Krumlauf noted the one element of this are supplements. On claims that included a supplement, he said, the average number of supplements per claim has risen from about 1.7 as recently as mid-2021 to 2.1 this year. The average dollar amount of those supplements has risen from about $1,001 in early 2020 to $1,574 this year.
“Of course carriers want to be very, very careful in reviewing those and being sure that they're approving what is necessary,” Krumlauf said. “But CRASH Network in their quarterly surveys consistently report that one of the major causes for backlog is carrier responsiveness on [supplement] approvals. So if there’s anything that you take away from this today, there is a real opportunity to ensure that transparency and the efficiency of supplement review and supplement approvals.”

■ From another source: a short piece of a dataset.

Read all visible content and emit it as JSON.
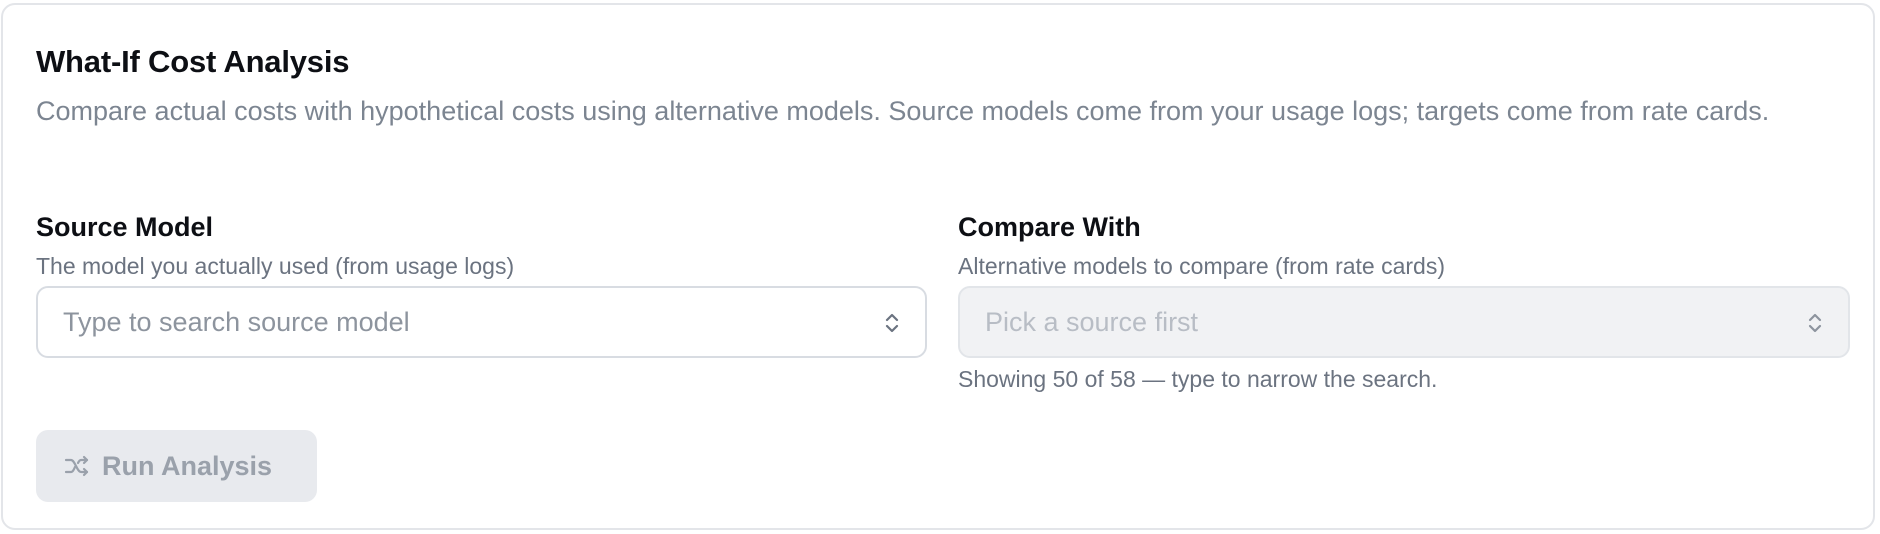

He said he’s watching corporate return-to-office policies as that, too, affects the industry because of when and how much people are driving.
“Amazon changed their policy and starting in January, they are requiring everyone to return to office full time,” Krumlauf said. “In my mind, there could be a domino effect, with other major corporations. You could see a lot more people driving during rush hour, Monday through Friday every week.”